FBI EMV gaffe is the latest setback for payments security

It's bad enough when the FBI announces to the world that you're not secure enough. It's even worse when it then reluctantly takes it back.

Citibank credit card with an EMV chip
Blair Hanley Frank

It's bad enough when the FBI announces to the world that you're not secure enough. It's even worse when it then reluctantly takes it back — that second bout of publicity will be even bigger than the first, after all. Such is the current plight for EMV, the payment card security upgrade that is years out of date. It's also managed to accomplish the impossible: uniting retailers in almost unanimous opposition.

Let's start with this FBI kerfuffle and the germane background. Fact: EMV cards are more secure than magstripe cards. Fact: Not by much. Fact: It's really only true in preventing clones, which admittedly was the single-largest payment card fraud issue in the U.S., so attacking that aspect of fraud is a good thing.

But the most essential piece of background here is that the U.S. EMV deployment uses signatures as authentication, instead of PINs. PIN is how the rest of the world does EMV, and no one disputes that PIN is far more secure than signature. To be fair, that's not an especially difficult hurdle to clear today, since retailers have given up using signature for any authentication at all. It provides zero protection. When was the last time you saw a retail associate examining the signature on your card and comparing it to how you signed? That lack of examination is a good thing, given the absolute absence of handwriting-recognition training that store associates are given.

What the FBI said is that PIN is far more secure—which is without debate—and it encouraged shoppers to use a PIN instead of signature. Therein lay the problem. The FBI was giving legitimate security advice, but it's counsel that consumers—thanks to Visa and MasterCard and key banks—can't take. Retailers are not being allowed to accept PINs so the FBI counsel was, in reality, going to be pointless and confusing.

What the FBI should have said is that the U.S. needs to join the rest of the world and accept EMV PINs. It's not as though there would likely be huge consumer resistance. U.S. shoppers are already quite comfortable with PINs, courtesy of both ATM cards and payment debit cards. If it's a united effort, Americans—just like Canadians and Europeans—will deal with it.

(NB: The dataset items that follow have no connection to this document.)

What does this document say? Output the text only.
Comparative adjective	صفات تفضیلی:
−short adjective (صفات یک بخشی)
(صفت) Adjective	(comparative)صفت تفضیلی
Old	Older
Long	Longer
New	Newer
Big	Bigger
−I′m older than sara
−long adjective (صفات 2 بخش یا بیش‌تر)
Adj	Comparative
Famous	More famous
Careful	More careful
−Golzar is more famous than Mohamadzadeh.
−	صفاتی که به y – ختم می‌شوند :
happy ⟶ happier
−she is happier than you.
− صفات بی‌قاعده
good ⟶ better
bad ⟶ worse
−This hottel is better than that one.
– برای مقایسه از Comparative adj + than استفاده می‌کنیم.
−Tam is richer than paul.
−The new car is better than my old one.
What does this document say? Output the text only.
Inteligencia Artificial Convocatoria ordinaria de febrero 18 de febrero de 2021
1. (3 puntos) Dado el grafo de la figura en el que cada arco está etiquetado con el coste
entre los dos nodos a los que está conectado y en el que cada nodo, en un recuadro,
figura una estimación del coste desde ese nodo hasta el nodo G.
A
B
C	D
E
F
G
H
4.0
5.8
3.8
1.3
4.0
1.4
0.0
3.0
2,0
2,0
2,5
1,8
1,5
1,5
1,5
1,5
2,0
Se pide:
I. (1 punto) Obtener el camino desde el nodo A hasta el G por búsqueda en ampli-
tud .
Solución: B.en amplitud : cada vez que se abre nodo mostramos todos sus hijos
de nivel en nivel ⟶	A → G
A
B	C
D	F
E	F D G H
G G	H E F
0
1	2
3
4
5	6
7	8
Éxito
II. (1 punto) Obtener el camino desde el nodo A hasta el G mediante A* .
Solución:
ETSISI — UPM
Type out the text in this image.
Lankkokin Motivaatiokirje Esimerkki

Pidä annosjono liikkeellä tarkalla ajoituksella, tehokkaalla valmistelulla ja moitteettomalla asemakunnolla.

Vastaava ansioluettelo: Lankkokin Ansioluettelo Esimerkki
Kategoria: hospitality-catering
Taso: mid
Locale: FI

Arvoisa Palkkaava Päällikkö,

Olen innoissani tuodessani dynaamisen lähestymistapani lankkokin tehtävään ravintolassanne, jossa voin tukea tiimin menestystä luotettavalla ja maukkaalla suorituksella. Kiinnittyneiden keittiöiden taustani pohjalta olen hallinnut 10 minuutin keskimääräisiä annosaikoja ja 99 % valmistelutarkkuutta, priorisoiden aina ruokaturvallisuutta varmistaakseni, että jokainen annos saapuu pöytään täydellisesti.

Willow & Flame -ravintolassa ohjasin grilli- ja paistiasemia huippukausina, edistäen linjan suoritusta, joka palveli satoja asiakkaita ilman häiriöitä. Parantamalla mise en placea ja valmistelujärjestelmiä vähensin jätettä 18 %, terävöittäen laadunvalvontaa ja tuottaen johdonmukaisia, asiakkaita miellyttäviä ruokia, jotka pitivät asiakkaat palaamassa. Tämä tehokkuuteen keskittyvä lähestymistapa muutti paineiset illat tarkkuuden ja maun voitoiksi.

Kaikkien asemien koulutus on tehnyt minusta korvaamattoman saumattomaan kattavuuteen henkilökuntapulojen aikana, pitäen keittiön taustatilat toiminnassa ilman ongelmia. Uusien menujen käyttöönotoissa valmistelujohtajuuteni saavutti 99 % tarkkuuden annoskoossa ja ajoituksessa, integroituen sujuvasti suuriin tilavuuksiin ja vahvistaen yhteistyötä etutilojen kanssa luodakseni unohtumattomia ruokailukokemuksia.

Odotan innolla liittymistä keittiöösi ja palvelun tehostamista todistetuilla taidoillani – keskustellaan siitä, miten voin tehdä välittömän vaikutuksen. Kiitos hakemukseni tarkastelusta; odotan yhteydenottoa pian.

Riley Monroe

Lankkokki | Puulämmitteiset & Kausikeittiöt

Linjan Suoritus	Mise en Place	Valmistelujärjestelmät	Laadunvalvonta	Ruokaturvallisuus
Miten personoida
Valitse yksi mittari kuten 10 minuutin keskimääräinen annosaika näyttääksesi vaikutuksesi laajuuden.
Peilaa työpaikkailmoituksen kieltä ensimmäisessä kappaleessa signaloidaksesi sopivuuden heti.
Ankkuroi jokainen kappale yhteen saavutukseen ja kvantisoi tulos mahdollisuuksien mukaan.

Think back to ATMs. Consumers were never wild about the concept, but when the convenience became clear, they accepted it and never looked back. But the banking powers-that-be have this unwarranted fear of consumer revolt. Hence, a reasonably secure system is being deployed as a barely secure system. Yes, it's more secure than magstripe, but there are few things that wouldn't be.

Alas, not supporting PIN is only one of the self-inflicted wounds hurting EMV. EMV is trying to deploy in the U.S. just as mobile payments—especially Apple Pay—are starting to get a little traction. How is that a problem? It involves how EMV is being used. The current system forces an EMV card to be inserted—called "dip" in the payments world—into the card-reader and to stay throughout the transaction. That is a big change from magstripe and will take a lot more time.

Retailers today are sharply accelerating transaction time and this will be a big step back. Starbucks last week, for example, allowed Apple to say that all Starbucks stores will accept Apple Pay in store. This is a big change for the coffee chain, and it's mostly about EMV. Changing from a shopper using the Starbucks app to Apple Pay will sharply accelerate checkout, since the Starbucks app has to be launched to be used, and Apple Pay doesn't. Apple Pay will work even if the phone is in airplane mode and is not on Wi-Fi. As long as the phone is powered on—and Apple Pay was, of course, set up at some earlier point—it will work instantly.

Compare that with a Starbucks shopper trying to use an EMV card. It will have to be inserted and stay there—or else it will be handed to the store associate, who will have to do the same and remember to remove the card and hand it back. Apple Pay is faster than the Starbucks app, and the Starbucks app is faster than magstripe and magstripe is far faster than EMV. And remember that your margin speaks to how many customers you can rush in and out on their way to work. You do the math.

The FBI was right, though, that it should get involved in EMV. The way EMV is being handled is nothing less than a crime.